Her fasting and post prandial blood sugar levels were found to be 196 mg/dl and 358 mg/dl respectively. The haemogram, renal and liver function tests were normal. Pus culture and sensitivity from the ulcerated lesion was sterile. A skin biopsy taken at this stage with a revised diagnosis of NL revealed necrobiosis of collagen surrounded by epithelioid cell granulomas with giant cells in the dermis. Marked proliferation of blood vessels with intimal thickening and hyalinisation of media was present. An acute and chronic inflammatory infiltrate including eosinophils extending upto the subcutaneous fat was seen.
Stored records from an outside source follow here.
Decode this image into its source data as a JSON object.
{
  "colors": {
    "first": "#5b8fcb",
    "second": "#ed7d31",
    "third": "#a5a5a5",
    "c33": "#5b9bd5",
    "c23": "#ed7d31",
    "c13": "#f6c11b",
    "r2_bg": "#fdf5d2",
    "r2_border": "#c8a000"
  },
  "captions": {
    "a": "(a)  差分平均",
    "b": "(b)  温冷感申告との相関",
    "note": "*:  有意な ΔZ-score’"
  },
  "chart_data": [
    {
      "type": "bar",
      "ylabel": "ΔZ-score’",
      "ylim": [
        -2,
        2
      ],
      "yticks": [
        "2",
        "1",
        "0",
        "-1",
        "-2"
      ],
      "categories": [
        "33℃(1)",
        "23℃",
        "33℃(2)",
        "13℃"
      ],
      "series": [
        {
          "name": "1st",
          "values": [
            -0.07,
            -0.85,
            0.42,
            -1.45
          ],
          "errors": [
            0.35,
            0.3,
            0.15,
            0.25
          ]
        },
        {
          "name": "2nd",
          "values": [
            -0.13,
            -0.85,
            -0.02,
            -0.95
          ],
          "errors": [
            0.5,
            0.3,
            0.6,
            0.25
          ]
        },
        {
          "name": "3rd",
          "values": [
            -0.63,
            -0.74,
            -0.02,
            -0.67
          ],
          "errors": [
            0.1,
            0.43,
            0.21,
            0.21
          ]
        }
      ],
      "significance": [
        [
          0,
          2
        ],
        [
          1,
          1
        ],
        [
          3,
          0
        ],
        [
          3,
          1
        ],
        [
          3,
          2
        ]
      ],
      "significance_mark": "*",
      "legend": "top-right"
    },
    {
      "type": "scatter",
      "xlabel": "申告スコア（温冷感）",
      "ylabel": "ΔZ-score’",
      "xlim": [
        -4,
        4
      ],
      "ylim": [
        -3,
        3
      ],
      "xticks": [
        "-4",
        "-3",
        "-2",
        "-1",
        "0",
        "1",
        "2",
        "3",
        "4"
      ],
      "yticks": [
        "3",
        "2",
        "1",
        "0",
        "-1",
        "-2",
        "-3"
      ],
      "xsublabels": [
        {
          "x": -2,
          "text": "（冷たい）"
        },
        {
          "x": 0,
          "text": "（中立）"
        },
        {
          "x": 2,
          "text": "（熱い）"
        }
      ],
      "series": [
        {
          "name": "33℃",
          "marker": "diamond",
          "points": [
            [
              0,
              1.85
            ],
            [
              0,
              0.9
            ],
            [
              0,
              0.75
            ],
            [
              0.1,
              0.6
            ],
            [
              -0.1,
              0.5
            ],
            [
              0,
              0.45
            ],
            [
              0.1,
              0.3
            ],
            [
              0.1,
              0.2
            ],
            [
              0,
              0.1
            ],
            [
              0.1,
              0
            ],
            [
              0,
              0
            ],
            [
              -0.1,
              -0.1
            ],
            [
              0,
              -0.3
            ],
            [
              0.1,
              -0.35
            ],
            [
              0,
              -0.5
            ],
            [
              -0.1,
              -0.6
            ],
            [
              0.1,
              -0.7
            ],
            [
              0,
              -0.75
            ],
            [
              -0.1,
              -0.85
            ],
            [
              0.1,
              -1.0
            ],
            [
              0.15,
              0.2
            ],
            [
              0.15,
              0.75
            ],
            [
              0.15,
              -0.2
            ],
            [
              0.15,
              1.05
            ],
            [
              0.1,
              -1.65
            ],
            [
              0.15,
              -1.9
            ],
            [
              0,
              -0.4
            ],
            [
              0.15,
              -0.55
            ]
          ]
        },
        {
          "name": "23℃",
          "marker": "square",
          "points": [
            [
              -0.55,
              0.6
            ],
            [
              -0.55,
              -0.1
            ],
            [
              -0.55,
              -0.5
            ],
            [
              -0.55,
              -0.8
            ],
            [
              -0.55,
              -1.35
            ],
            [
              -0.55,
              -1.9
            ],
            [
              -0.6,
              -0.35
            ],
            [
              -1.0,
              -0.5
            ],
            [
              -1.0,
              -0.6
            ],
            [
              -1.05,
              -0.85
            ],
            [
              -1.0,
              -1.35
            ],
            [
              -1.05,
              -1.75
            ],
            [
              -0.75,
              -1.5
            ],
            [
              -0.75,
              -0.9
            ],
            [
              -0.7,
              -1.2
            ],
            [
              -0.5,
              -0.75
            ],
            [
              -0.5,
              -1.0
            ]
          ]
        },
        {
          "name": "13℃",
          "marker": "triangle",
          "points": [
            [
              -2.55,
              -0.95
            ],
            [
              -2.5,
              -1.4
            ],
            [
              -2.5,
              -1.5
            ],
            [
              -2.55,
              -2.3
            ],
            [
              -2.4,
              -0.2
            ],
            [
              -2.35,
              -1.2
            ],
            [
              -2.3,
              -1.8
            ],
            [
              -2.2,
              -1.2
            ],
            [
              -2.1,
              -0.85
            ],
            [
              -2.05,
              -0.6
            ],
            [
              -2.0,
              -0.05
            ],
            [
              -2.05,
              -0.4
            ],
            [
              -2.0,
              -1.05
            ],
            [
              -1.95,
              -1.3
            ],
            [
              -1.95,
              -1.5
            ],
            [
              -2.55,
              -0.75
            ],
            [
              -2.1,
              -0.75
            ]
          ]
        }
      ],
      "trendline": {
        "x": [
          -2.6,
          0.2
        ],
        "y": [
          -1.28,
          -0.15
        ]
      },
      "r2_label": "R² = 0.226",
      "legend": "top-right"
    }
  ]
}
The features were suggestive of NL.
Her lesions continued to progress though there was partial relief in pain, redness and tenderness with analgesics, control of DM and a course of pentoxyfylline for 2 months.
Necrobiosis lipoidica is a relatively rare condition associated with DM. Still rarer is the ulcerated and symptomatic form of NL. Both these features were present in our patient who did not have any past or family history of DM. Classical yellow-waxy appearance and telangiectases were missing and the patients lesions were rapidly progressive. The appearance simulated cellulitis and had resulted in patient being subjected to courses of antibiotics to which she was unresponsive. This prompted us to look for DM and do a skin biopsy which clinched the diagnosis of NL. The usual recalcitrant nature and relentless progression of the condition is well known. In our patient also the lesions continued to progress, though the lesions became less symptomatic after a course of analgesics and pentoxyfylline and on controlling her diabetes.